There is a Specialist Library for practically anything. Some have grown into substantial businesses but most are run out of premises, usually a family home, where the proprietor has learned to live with the business and retirement isn't an option. As a rule, such libraries are the Fountains of All Knowledge where their own specialist subject is concerned. No general library can possible hope to better the information available from a dedicated specialist. The skill is to keep it manageable, to resist the temptation to install voice mail, to answer the phone within a couple of rings, to respond to every request instantly and to ensure that at the end of the day, the staff settle down over a bottle of wine whilst waiting for the inevitable last minute request for a high res.


The Agony - the phone fails to ring; when it does you haven't got it; perfect pictures are supplied to meet a specific request but the publication chooses to use a generic image from a huge competitor; a favourite picture researcher retires; the insurance is due; a fine contributor withdraws everything; a computer crashes; the IT specialist who knows everything gets appendicitis; power failures (that's a real downer); a picture gets published with the wrong caption; Royal Mail screws up; a file sheet is mis-filed and could be anywhere; you know you have the right picture but you can't find it.


The Ecstasy - phone, fax and e-mail erupt at the same time; a double page spread which looks wonderful; a big picture on a page with a tiny one beside it supplied by a huge competitor; a big book with pictures by nobody else; supplying something unusual which nobody else has and the astonishment of the picture researcher; the researcher who calls just to say hallo at the end of a day spent in front of a computer screen; the 'eureka' moment when you find exactly the right image in the files; the researchers who call to say thank you; the contributors who don't complain but stay with you because they like you; the client who isn't doing three books as planned - but ten; the magic moment when you discover how to do something with your laptop without having to ask the IT specialist with appendicitis.

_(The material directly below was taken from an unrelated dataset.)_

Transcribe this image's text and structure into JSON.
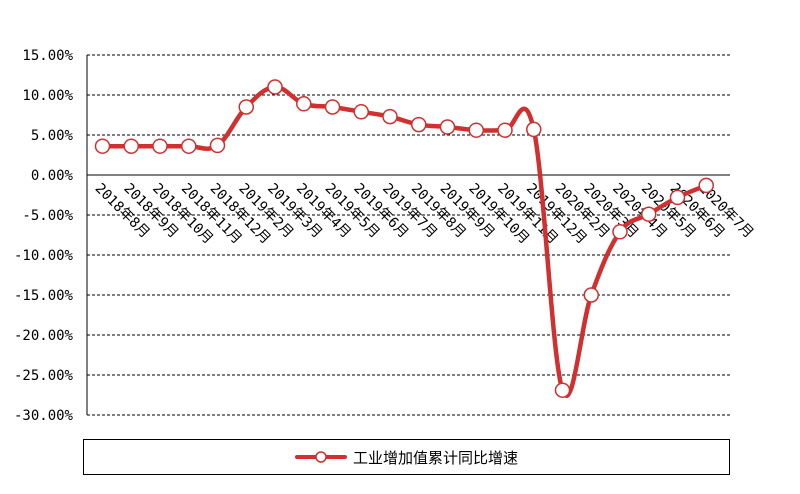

Specialist libraries are one of the great treasures in the business of supplying images. Without them, publishers will soon find it difficult to find anything which is not a generic image. Obscure portal dolmens in Ireland, Accrington looking as if it might be a nice place to move to, Canary Wharf when there was nothing there, the Eden Project when it was a hole in the ground, domestic oak gate posts, the first occasion Bob Dylan ever performed in London - none one of these are likely to be easily accessible from a huge library because no huge library would bother with them. Specialist Libraries take time and make an effort to fill the gaps - and the gaps are very big and getting bigger.